BRISCOE, Circuit Judge,

concurring, with whom HENRY, Circuit Judge, joins.

I concur in the result reached by the majority. I write separately because I am not persuaded that any deference is owed to the Board’s interpretation of the phrase “membership dues,” as used in section 302(c)(4) of the National Labor Relations Act, 29 U.S.C. § 186(c)(4).

Section 302, although generally part of the Act, is a criminal statute. Its enforcement thus lies not with the Board, but presumably with the Department of Justice (DOJ). Indeed, in its order in this case, the Board noted that the DOJ was “the agency responsible for the enforcement of’ section 302, and had “issued an influential opinion in 1948 construing the term ‘membership dues’ in” section 302(c)(4). NLRB Op. at 6. Further, the Board deferred to the DOJ’s interpretation of section 302 in reaching its decision in this case.1

Nor are we obligated to defer to the DOJ’s interpretation of section 302(c)(4). See Crandon v. United States, 494 U.S. 152, 177, 110 S.Ct. 997, 108 L.Ed.2d 132 (1990) (Scalia, J., concurring) (“[W]e have never thought that the interpretation of those charged with prosecuting criminal statutes is entitled to deference.”). That leaves us to interpret section 302(c)(4) de novo, applying the applicable rules of statutory construction.

I agree with the majority that the term “membership dues,” as used in section 302(c)(4), is ambiguous. Given that conclusion, I would look to the legislative history of section 302 for guidance. See generally Garcia v. United States, 469 U.S. 70, 76 n. 3, 105 S.Ct. 479, 83 L.Ed.2d 472 (1984) (noting that “ ‘[rjesort to legislative history’ ” is warranted “ ‘where the face of the [statute] is inescapably ambiguous’ ”) (quoting Schwegmann Bros. v. Calvert Distillers Corp., 341 U.S. 384, 395-96, 71 S.Ct. 745, 95 L.Ed. 1035 (1951)). Senator Taft, one of the authors of section 302, explained that the general prohibition set forth in section 302(a) was intended to apply to “a case of extortion or a case where the union representative is shaking down the employer.” 93 Cong. Rec. 4746 (1947). As for the exception set forth in section 302(c)(4), Taft explained that it “simply prohibits] a check-off made without any consent whatever by the employees.” Id. In light of these statements, it appears that a broad construction of the section 302(c)(4) exception is warranted.

*1292In addition, the rule of lenity arguably comes into play here since we are dealing with an ambiguous term in a criminal statute. See Staples v. United States, 511 U.S. 600, 619 n. 17, 114 S.Ct. 1798, 128 L.Ed.2d 608 (1994) (noting rule of lenity requires that “ambiguous criminal statute[s] ... be construed in favor of the accused”). Under the rule of lenity, the exception set forth in section 302(c)(4) should be construed broadly to eliminate possible bases of criminal liability that do not violate the intent and purpose of the statute.

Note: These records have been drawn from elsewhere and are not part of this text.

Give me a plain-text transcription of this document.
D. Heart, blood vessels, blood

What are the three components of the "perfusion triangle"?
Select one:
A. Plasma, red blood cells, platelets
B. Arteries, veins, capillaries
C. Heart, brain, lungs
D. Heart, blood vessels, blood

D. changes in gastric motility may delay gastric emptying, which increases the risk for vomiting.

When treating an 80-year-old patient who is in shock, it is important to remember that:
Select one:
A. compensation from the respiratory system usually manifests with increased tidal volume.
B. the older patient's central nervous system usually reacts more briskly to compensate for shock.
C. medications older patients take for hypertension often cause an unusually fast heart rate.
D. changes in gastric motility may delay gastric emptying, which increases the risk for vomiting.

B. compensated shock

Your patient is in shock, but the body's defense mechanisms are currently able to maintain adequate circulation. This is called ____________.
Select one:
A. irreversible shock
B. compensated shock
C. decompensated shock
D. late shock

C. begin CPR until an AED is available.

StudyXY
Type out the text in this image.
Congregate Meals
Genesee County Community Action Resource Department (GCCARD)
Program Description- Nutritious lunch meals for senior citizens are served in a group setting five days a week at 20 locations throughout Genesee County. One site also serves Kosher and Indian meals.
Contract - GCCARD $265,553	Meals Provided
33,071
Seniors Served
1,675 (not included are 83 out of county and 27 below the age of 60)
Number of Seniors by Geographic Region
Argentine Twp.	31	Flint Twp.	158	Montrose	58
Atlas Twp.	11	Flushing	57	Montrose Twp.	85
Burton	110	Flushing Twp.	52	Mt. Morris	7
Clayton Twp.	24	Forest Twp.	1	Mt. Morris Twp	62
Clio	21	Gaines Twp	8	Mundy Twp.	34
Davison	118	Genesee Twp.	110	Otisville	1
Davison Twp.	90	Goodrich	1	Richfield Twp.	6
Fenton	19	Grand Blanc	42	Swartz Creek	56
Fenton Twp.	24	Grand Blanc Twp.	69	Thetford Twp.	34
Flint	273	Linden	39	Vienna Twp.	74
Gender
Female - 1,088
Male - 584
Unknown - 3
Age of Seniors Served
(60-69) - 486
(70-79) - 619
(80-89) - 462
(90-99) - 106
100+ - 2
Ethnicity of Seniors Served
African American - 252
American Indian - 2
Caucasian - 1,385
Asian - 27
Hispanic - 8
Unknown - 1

For these reasons, as well as those outlined in the majority opinion, I conclude the most reasonable construction of the term “membership dues” is the broad one long utilized by the Board and the DOJ. Under that construction, it is permissible for respondent to deduct “permit fees” from the wages of probationary employees and forward them to the Union if the probationary employees have authorized the procedure. As noted by the Board in its decision, the “permit fee” falls within the broad construction of the term “membership dues” because it (a) is “equal in amount to the monthly dues the Union charges its members,” (b) resembles an initiation fee “because it represents an amount the [probationary] employee must pay the Union prior to becoming a member,” and (c) “can reasonably be viewed as a charge to finance the cost of [the Union] representing the probationary employees, just as the Union charges dues to finance the cost of representing the regular employees.” NLRB Order at 7.

. These factors, in my view, arguably distinguish this case from Babbitt v. Sweet Home Chapter of Cmties. for a Great Ore., 515 U.S. 687, 115 S.Ct. 2407, 132 L.Ed.2d 597 (1995), which involved the Secretary of Interior's interpretation of a statute, the Endangered Species Act of 1973(ESA), that carried both civil and criminal penalties. Because the Secretary of Interior had enforcement authority over the civil penalty provisions of the ESA, it is understandable why some deference was owed to the Secretary's interpretation of that statute.